And Just Like That review: 'Four and a half minutes in, I realise I loathe these characters'
Sarah Jessica Parker as Carrie Bradshaw in And Just Like That.
The first episode of AJLT’s second season opens with the key female characters striding out of their respective bathrooms to behold their significant other draped sexily on the bed. The ladies are swathed in slithery lingerie and they all are bad ass, baby. We know this because of the arched eyebrows, powerful postures, and inferred orgasms.
All except poor Nya whose man is off touring, so she has to use her bed to watch streaming television with an air of dissatisfaction. I know how she feels.
The main drama seems to revolve around THE MET BALL, and who to bring, and what to wear and in Charlotte’s case, how to stop your children lecturing you on “upholding the patriarchy and gender normative concepts of beauty” so they can help pull your corset tighter because you’re going to THE MET BALL.
Four and a half minutes in, I realise I loathe these characters. They are self-absorbed idiots. Are we supposed to empathise with these women? Seema, a realtor who recently sold Tom Forde’s condo, rings Carrie as she’s in her kitchen learning how to poach an egg. “Did you get the caviar I sent?” she thrills. It’s a gift for inviting her to THE MET BALL, you see. Carrie’s just finished having an irritatingly inane post-coital conversation with her Thursday regular.

We’re supposed to be agog that she’s having the ride, even though she’s still grieving for Mr Big. But don’t worry, she has a heart-to-arsehole chat about it with non-binary Che, because gasp!, Mr Thursday has invited her to go to a rooftop bar where his friend is launching his bourbon line, but it’s happening on a Tuesday, so you can see her dilemma.
“Underneath that chill, he’s a dude,” reveals Che. And she doesn’t know what’s going on in that man’s head.
Along with THE MET BALL, this is fairly prominent theme. The writers don’t seem to know what men are, or how they speak, behave, or function.
We get gems like: “Men aren’t that emotional” and “Men are dumb, with feelings.” One character, the husband of Charlotte’s friend, Lisa, starts off by admonishing her for not taking his money to finance her new documentary so she can stay home and keep on top of his tie situation, then spends an embarrassing amount of time begging her to allow him to give her oral sex in their walk-in wardrobe.

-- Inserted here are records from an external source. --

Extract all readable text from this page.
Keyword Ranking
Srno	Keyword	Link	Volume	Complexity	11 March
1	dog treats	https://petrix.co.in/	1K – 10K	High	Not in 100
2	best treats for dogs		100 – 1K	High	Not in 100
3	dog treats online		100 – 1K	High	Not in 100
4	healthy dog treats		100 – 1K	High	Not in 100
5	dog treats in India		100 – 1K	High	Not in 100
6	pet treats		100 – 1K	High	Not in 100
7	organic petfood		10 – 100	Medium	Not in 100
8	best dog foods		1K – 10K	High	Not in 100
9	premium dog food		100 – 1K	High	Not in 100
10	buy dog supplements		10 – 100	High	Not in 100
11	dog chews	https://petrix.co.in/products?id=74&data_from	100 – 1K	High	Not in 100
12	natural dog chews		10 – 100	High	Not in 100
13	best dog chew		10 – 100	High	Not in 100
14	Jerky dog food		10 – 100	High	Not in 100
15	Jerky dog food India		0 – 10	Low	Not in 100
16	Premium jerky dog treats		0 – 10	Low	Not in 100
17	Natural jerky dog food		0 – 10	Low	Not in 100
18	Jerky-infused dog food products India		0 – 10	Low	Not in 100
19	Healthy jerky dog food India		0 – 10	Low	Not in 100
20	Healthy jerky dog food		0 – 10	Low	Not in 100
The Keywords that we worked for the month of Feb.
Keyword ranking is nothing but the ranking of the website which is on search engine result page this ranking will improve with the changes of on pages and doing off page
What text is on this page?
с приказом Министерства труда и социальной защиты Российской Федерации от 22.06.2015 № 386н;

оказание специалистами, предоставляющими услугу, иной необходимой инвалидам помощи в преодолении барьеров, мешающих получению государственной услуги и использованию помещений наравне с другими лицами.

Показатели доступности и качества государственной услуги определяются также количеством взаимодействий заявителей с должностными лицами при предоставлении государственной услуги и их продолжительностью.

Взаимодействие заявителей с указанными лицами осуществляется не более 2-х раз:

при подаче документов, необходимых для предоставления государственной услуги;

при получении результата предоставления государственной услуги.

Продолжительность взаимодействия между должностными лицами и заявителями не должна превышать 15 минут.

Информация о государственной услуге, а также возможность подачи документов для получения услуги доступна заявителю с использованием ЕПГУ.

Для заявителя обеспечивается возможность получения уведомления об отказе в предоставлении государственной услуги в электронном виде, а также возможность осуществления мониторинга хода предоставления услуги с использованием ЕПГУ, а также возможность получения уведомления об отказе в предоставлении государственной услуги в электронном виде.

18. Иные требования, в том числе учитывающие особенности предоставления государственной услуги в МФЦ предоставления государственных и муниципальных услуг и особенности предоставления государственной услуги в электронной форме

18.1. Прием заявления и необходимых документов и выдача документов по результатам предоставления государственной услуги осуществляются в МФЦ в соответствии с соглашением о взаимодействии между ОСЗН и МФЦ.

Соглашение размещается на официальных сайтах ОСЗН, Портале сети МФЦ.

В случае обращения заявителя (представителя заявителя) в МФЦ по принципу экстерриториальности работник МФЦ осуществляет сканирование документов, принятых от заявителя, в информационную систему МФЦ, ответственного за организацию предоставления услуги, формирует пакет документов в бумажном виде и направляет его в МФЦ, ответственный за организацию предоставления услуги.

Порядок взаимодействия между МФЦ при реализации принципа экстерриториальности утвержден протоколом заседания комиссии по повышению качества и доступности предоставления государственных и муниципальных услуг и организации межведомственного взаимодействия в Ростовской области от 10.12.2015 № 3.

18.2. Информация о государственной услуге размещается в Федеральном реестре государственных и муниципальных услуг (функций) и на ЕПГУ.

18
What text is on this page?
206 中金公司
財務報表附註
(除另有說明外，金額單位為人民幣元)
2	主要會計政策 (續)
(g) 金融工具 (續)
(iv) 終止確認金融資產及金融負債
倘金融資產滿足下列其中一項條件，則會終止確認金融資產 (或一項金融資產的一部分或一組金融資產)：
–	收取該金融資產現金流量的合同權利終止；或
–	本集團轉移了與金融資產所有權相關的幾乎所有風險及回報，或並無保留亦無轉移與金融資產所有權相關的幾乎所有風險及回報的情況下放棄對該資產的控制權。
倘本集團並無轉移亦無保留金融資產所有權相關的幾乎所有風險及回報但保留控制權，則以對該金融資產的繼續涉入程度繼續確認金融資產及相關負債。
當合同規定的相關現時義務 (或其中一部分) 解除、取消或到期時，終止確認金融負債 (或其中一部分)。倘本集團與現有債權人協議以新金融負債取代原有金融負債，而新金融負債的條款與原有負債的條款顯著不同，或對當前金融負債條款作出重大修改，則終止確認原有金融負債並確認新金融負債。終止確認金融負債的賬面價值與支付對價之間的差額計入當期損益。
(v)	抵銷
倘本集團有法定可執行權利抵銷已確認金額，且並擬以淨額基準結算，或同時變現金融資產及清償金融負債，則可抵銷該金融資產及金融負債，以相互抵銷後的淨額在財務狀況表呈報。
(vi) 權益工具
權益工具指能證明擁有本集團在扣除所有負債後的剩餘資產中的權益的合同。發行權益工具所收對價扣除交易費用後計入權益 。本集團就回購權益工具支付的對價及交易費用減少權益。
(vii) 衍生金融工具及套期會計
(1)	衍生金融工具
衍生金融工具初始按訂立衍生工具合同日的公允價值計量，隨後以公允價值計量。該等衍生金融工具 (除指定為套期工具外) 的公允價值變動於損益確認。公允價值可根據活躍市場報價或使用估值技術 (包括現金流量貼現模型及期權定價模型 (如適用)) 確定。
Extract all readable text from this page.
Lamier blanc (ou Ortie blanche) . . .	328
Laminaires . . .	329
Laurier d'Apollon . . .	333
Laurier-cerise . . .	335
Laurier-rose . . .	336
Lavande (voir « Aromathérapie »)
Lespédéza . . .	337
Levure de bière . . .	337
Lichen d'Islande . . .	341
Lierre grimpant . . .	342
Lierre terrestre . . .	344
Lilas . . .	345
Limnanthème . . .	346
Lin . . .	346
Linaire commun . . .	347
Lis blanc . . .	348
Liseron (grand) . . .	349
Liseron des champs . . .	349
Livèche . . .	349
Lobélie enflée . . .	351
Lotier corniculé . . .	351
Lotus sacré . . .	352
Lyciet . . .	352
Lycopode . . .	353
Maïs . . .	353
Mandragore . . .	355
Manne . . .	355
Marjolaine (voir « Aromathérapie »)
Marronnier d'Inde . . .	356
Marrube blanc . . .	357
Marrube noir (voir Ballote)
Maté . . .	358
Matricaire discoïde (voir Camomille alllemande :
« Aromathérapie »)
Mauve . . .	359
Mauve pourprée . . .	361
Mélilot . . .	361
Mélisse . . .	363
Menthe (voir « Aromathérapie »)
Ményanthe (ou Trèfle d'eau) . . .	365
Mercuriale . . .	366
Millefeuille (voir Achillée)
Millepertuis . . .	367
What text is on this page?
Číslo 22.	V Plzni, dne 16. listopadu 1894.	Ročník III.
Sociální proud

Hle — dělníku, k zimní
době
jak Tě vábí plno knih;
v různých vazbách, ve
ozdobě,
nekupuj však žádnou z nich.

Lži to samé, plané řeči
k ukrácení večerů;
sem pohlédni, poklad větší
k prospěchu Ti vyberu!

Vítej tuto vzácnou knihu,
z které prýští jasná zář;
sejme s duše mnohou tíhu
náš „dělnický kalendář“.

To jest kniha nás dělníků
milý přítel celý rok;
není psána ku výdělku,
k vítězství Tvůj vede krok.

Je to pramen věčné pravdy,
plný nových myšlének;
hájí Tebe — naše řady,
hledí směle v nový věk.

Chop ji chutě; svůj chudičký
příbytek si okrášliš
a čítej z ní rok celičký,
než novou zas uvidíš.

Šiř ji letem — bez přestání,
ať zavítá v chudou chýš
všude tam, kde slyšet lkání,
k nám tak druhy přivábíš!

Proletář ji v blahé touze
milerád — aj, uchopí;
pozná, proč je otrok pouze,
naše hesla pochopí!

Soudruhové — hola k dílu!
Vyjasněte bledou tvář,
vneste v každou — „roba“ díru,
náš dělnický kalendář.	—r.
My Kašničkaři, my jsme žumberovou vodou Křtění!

She begrudgingly agrees, giving him a seven-minute time limit, as long as he doesn’t mess up her hair and make-up because in case he didn’t realise, they’re going to THE MET BALL.
There are some moments I *think* are supposed to be funny, but those bits just add to the tired stereotypes that I imagine the writers are desperately trying to avoid, so it boggles my brain the scenes that make it to the final cut.
Like when Miranda, who’s moved to LA to be with Che, is wrestling with a startlingly large strap-on penis and just can’t figure it out, flailing about in the background like a red-haired Inspector Clouseau while Che gabs on the phone with Carrie about her Mr Thursday problems. “Some relationships are just about sex. And that’s awesome,” she says. Who ARE these people?
Five minutes later she’s ugly crying because she’s on a diet and doesn’t want Miranda to touch her big belly. (At last, something I can relate to!) Then Charlotte’s gay friend Anthony breathes in her face, ” I’m so excited. THE MET BALL. God, I love balls.” Seriously? This is the best they can do?
I don’t care how old they are, or who they’re having a bit of jiggy-jiggy with. I want smart, funny, dialogue from likable characters who live interesting lives and wear fabulous fashion. And like the pizza company that got my address wrong three times, And Just Like That doesn’t deliver.
“Life’s too short not to try something new,” coos Carrie over her poached fecking egg. It’s also too short to watch this ever again.